それも、深く静かで、研ぎ澄まされた怒り。
「こいつが……ラスボスかよ……」
思わず、俺の喉から言葉が漏れた。
「我はM-08。かつて人間と並び立った……騎士」
機械の目が、赤く光る。
「だが人間は我を裏切り、騙し、見捨てた。今こそ、その報いを受ける時だ」
カナメが、剣に手をかけた。
「問答無用か!?」
俺は声を張るが、手のひらには汗がにじむ。
その瞬間、騎士が地面を踏みしめた。
ドンッ!――
空気が割れた。
騎士の剣が一閃し、カナメが後方へ吹き飛ぶ。
俺も慌てて物陰に飛び込んだ。
「カナメ! 無事か!?」
「……まだ戦える」
息を切らせながらも、少年の声は冷静だった。
「我が剣は、人間の罪を裁く刃」
騎士はゆっくりと俺たちに迫ってくる。
俺は震える指で引き金を引いた。
銃声が鳴る。

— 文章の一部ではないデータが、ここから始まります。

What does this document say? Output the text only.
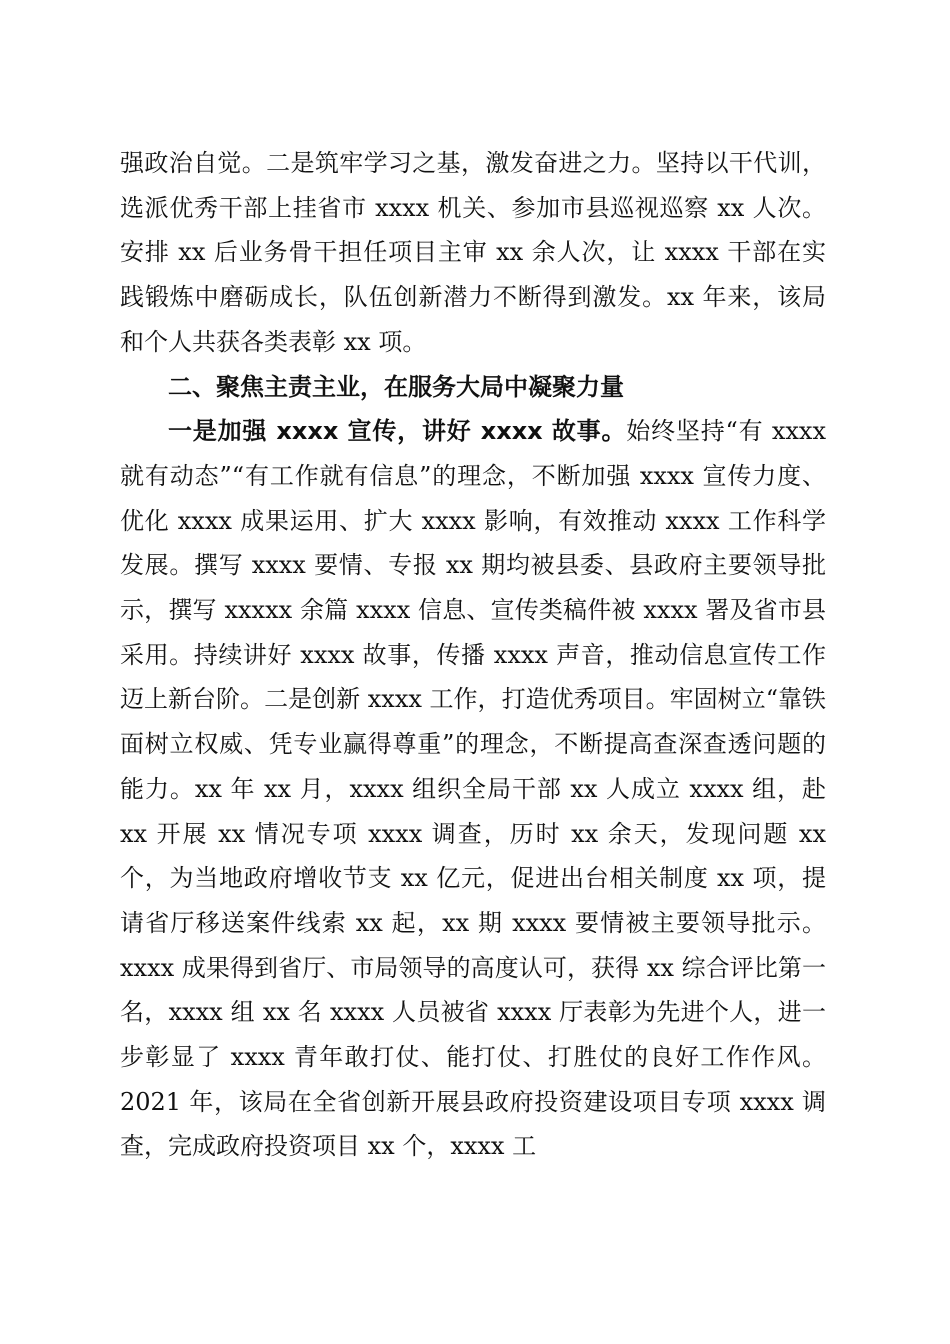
强政治自觉。二是筑牢学习之基，激发奋进之力。坚持以干代训，选派优秀干部上挂省市 xxxx 机关、参加市县巡视巡察 xx 人次。安排 xx 后业务骨干担任项目主审 xx 余人次，让 xxxx 干部在实践锻炼中磨砺成长，队伍创新潜力不断得到激发。xx 年来，该局和个人共获各类表彰 xx 项。

二、聚焦主责主业，在服务大局中凝聚力量

一是加强 xxxx 宣传，讲好 xxxx 故事。始终坚持“有 xxxx 就有动态”“有工作就有信息”的理念，不断加强 xxxx 宣传力度、优化 xxxx 成果运用、扩大 xxxx 影响，有效推动 xxxx 工作科学发展。撰写 xxxx 要情、专报 xx 期均被县委、县政府主要领导批示，撰写 xxxxx 余篇 xxxx 信息、宣传类稿件被 xxxx 署及省市县采用。持续讲好 xxxx 故事，传播 xxxx 声音，推动信息宣传工作迈上新台阶。二是创新 xxxx 工作，打造优秀项目。牢固树立“靠铁面树立权威、凭专业赢得尊重”的理念，不断提高查深查透问题的能力。xx 年 xx 月，xxxx 组织全局干部 xx 人成立 xxxx 组，赴 xx 开展 xx 情况专项 xxxx 调查，历时 xx 余天，发现问题 xx 个，为当地政府增收节支 xx 亿元，促进出台相关制度 xx 项，提请省厅移送案件线索 xx 起，xx 期 xxxx 要情被主要领导批示。xxxx 成果得到省厅、市局领导的高度认可，获得 xx 综合评比第一名，xxxx 组 xx 名 xxxx 人员被省 xxxx 厅表彰为先进个人，进一步彰显了 xxxx 青年敢打仗、能打仗、打胜仗的良好工作作风。2021 年，该局在全省创新开展县政府投资建设项目专项 xxxx 调查，完成政府投资项目 xx 个，xxxx 工
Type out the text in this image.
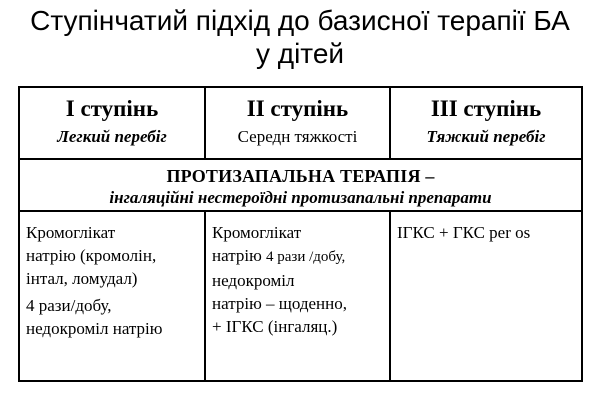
Ступінчатий підхід до базисної терапії БА
у дітей
I ступінь
Легкий перебіг
II ступінь
Середн тяжкості
III ступінь
Тяжкий перебіг
ПРОТИЗАПАЛЬНА ТЕРАПІЯ –
інгаляційні нестероїдні протизапальні препарати
Кромоглікат
натрію (кромолін,
інтал, ломудал)
4 рази/добу,
недокроміл натрію
Кромоглікат
натрію 4 рази /добу,
недокроміл
натрію – щоденно,
+ ІГКС (інгаляц.)
ІГКС + ГКС per os
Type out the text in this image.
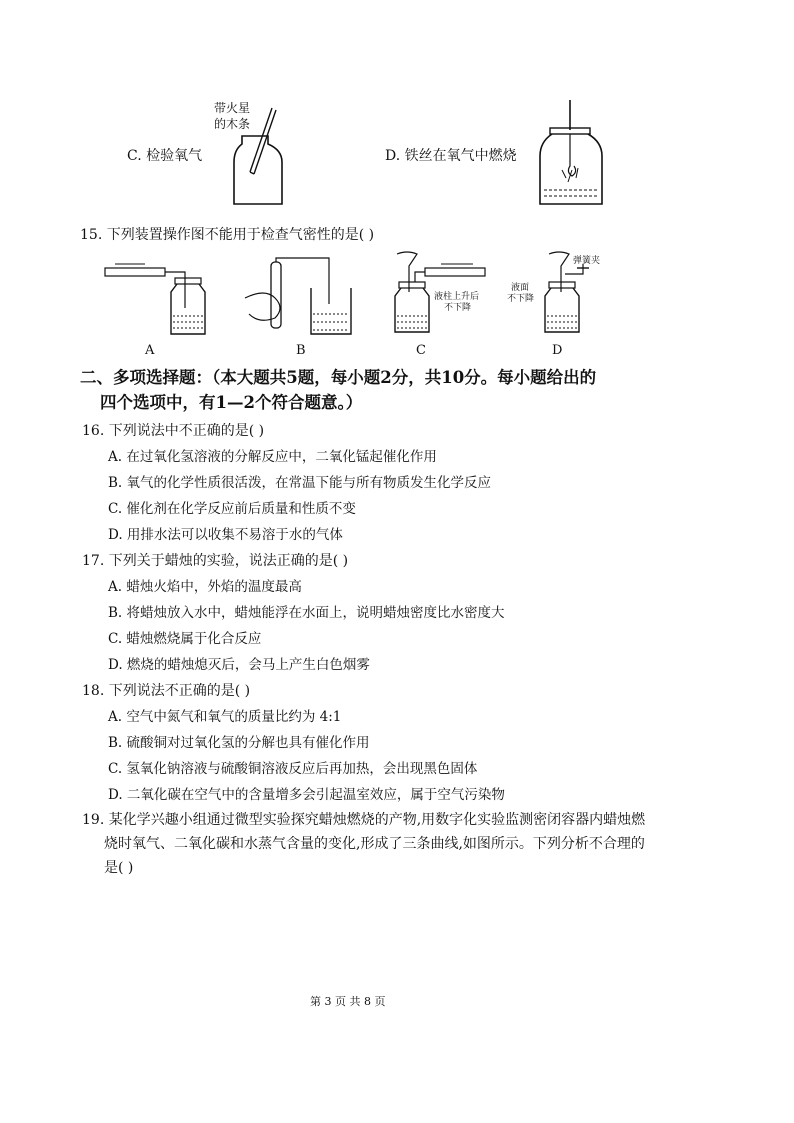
C. 检验氧气
带火星
的木条
D. 铁丝在氧气中燃烧
15. 下列装置操作图不能用于检查气密性的是( )
液柱上升后
不下降
弹簧夹
液面
不下降
A	B	C	D
二、多项选择题：（本大题共5题，每小题2分，共10分。每小题给出的
四个选项中，有1—2个符合题意。）
16. 下列说法中不正确的是( )
A. 在过氧化氢溶液的分解反应中，二氧化锰起催化作用
B. 氧气的化学性质很活泼，在常温下能与所有物质发生化学反应
C. 催化剂在化学反应前后质量和性质不变
D. 用排水法可以收集不易溶于水的气体
17. 下列关于蜡烛的实验，说法正确的是( )
A. 蜡烛火焰中，外焰的温度最高
B. 将蜡烛放入水中，蜡烛能浮在水面上，说明蜡烛密度比水密度大
C. 蜡烛燃烧属于化合反应
D. 燃烧的蜡烛熄灭后，会马上产生白色烟雾
18. 下列说法不正确的是( )
A. 空气中氮气和氧气的质量比约为 4:1
B. 硫酸铜对过氧化氢的分解也具有催化作用
C. 氢氧化钠溶液与硫酸铜溶液反应后再加热，会出现黑色固体
D. 二氧化碳在空气中的含量增多会引起温室效应，属于空气污染物
19. 某化学兴趣小组通过微型实验探究蜡烛燃烧的产物,用数字化实验监测密闭容器内蜡烛燃
烧时氧气、二氧化碳和水蒸气含量的变化,形成了三条曲线,如图所示。下列分析不合理的
是( )
第 3 页 共 8 页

だが、弾は奴の装甲に弾かれていく。
「くそ……こいつ、マジでやばい……」
「退かないぞ、ユウト。前に出る」
カナメが立ち上がり、剣を構えた。
「お、おう……前衛は任せたぞ……っ!」
煙幕弾を投げ、俺は必死に援護射撃を開始した。
鉄と火花、銃声と剣撃。すべてが重く、響く。
「これが……本当に最後の敵なら、ここで終わらせる!」
――そう信じてた。
けど、それはまだ、“始まり”だったんだ。